El año pasado se cumplieron 10 años de la reforma constitucional en materia de derechos humanos que abrió nuestra Constitución al derecho internacional y robusteció los mecanismos para su garantía. Desde aquel momento subrayé su carácter histórico: una reforma capaz de transformar el derecho y la justicia en nuestro país mediante el desarrollo expansivo de los derechos humanos.
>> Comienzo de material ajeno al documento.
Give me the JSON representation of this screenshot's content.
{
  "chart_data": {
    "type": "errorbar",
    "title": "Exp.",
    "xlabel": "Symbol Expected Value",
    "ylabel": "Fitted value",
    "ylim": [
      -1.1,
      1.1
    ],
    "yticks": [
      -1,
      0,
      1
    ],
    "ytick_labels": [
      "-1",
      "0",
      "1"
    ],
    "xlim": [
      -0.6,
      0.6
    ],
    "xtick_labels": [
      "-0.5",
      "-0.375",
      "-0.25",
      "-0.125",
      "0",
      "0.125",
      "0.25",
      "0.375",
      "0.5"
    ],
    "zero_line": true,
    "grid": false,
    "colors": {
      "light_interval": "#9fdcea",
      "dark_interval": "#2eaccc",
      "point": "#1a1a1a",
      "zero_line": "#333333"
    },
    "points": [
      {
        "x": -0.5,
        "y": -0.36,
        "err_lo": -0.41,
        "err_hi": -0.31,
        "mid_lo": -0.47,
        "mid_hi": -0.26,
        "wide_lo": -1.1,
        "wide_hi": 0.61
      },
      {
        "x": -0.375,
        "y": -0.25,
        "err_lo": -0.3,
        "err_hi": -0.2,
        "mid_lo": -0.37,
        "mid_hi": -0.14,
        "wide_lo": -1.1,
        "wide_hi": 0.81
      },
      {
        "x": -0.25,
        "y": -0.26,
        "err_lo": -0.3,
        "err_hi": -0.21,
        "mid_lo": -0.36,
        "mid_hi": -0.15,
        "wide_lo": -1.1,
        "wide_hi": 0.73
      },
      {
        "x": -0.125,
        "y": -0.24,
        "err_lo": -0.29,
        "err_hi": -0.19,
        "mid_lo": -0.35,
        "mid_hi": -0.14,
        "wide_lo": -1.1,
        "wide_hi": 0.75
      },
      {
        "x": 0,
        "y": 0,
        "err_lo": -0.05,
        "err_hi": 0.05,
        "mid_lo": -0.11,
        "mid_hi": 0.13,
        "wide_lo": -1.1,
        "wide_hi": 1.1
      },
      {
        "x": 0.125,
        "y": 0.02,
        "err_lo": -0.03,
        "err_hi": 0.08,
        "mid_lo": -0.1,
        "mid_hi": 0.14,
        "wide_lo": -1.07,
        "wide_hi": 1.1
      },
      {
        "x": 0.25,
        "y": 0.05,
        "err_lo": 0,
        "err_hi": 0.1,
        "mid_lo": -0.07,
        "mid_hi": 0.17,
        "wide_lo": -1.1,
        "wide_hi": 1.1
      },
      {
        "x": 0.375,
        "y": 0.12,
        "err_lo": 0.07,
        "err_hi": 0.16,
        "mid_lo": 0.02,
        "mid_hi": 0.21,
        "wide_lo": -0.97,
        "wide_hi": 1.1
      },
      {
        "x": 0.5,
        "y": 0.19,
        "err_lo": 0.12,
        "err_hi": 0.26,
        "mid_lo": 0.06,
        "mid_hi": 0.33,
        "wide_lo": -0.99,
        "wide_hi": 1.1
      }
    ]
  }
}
Con todo, para lograrlo era indispensable la labor interpretativa del tribunal constitucional, pues ninguna reforma tiene la capacidad de alcanzar sus fines por sí sola. Así, en 2011 las ministras y ministros de la Suprema Corte enfrentamos una decisión histórica: impulsar la visión garantista de la reforma o continuar atrapados en el pasado. Tomarnos en serio la Constitución y desarrollar una jurisprudencia robusta en beneficio de la gente, o seguir encerrados en el formalismo y la indiferencia. Convertirnos en un auténtico Tribunal Constitucional o renunciar a serlo.
Para mí, la ruta a seguir era clara: debíamos desarrollar los derechos humanos y darles efectividad. La tarea no era menor, pues nuestra cultura jurídica —cerrada, legalista y letrista— no estaba preparada para una revolución de esta magnitud. ¿Cómo podíamos consolidar el rol de la Suprema Corte como un auténtico defensor de los derechos humanos?